The Canadian economy lost 55,000 jobs in July, the biggest number since February 1991, due mainly to struggling manufacturing and corporate construction industries, a government agency said Friday.
Statistics Canada reported that the July unemployment rate was 6.1 percent, down one-tenth of a percentage point from June, but only because fewer people were in the work force. There were actually 55,000 fewer people working in July in Canada than in the previous month.
"Corporate Canada is beginning to think the worst, and the result has been a summer crop of pink slips," said Avery Shenfeld, senior economist at CIBC World Markets. "Employment fell a sharper than expected 55,000 in July, a second consecutive decline after months in which hiring was puzzlingly strong relative to output."
Avery said the result of the economy's recent job declines put job creation in the first seven months of the year at its weakest pace since 1992.
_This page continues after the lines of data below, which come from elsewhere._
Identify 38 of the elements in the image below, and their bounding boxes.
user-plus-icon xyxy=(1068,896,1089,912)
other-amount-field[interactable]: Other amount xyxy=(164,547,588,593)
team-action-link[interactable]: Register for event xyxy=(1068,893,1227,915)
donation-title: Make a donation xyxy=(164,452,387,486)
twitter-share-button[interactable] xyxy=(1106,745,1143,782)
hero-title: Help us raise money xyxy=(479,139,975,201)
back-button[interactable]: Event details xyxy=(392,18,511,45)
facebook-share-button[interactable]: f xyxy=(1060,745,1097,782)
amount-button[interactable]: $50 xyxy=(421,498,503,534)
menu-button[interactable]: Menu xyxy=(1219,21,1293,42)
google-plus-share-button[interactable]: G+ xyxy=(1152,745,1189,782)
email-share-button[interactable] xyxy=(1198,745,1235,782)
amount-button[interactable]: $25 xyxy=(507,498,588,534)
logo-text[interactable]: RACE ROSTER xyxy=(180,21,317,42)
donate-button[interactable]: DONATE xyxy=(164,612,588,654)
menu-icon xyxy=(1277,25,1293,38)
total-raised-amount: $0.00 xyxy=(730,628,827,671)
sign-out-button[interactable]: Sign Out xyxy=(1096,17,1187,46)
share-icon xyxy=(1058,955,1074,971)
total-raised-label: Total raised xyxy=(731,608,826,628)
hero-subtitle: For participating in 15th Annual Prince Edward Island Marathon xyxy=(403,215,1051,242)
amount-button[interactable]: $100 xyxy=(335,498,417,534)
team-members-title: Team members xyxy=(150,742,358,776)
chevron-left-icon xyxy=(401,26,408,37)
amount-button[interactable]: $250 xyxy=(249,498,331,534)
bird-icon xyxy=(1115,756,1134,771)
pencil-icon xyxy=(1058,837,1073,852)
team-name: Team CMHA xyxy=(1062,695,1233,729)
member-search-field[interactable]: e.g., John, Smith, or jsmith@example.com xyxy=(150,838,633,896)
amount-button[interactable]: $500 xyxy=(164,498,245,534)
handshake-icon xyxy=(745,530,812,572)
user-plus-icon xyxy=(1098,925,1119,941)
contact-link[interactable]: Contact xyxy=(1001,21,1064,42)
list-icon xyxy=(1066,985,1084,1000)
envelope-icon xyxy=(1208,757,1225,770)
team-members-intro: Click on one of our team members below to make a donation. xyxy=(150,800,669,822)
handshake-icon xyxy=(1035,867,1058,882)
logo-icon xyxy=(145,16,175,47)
Most of the job losses in July came in part-time work and were centered in manufacturing, business building and other support services and educational services mainly in Quebec, Ontario, Saskatchewan and Prince Edward Island.
The pace of job growth has slowed sharply this year, with gains averaging only 10,000 a month compared with the average monthly gain of 30,000 reported for 2007.
"The Canadian economy is clearly downshifting in response to the downturn in the U.S. and the past run-up in the Canadian dollar," said Michael Gregory of BMO Capital Markets.
The Canadian dollar continued its decline after Friday's employment numbers were released, dropping 1.21 Canadian cents to 93.76 U.S. cents, to the lowest levels its seen since last August.
The only job gains across the country were in accommodation and food services, where 22,000 people were hired.
"The Canadian job boom is over," said James Marple of TD Bank.
He said the drop in the number of people seeking work suggests they have simply become too discouraged to pursue the job hunt.
Gregory said despite the job losses and a string of declines in gross domestic product in recent months, it's too early to talk about the Bank of Canada cutting its key interest rate to provide economic stimulus. Canada's central bank held its overnight rate at 3 percent last month. The country's overnight rate has dropped from 4.5 percent since December, including sharp half-point cuts in March and April.
Central banks in Canada, the United States and Europe have all recently indicated they are concerned about the potential for runaway inflation due to the trickle-down effect of higher energy prices on the economy.
However, crude prices have recently fallen from their record highs and demand for other commodities has cooled amid concerns that the slowdown that began in the United States has spread to other countries.
Marple said he expects to see volatility in the job market in the coming months.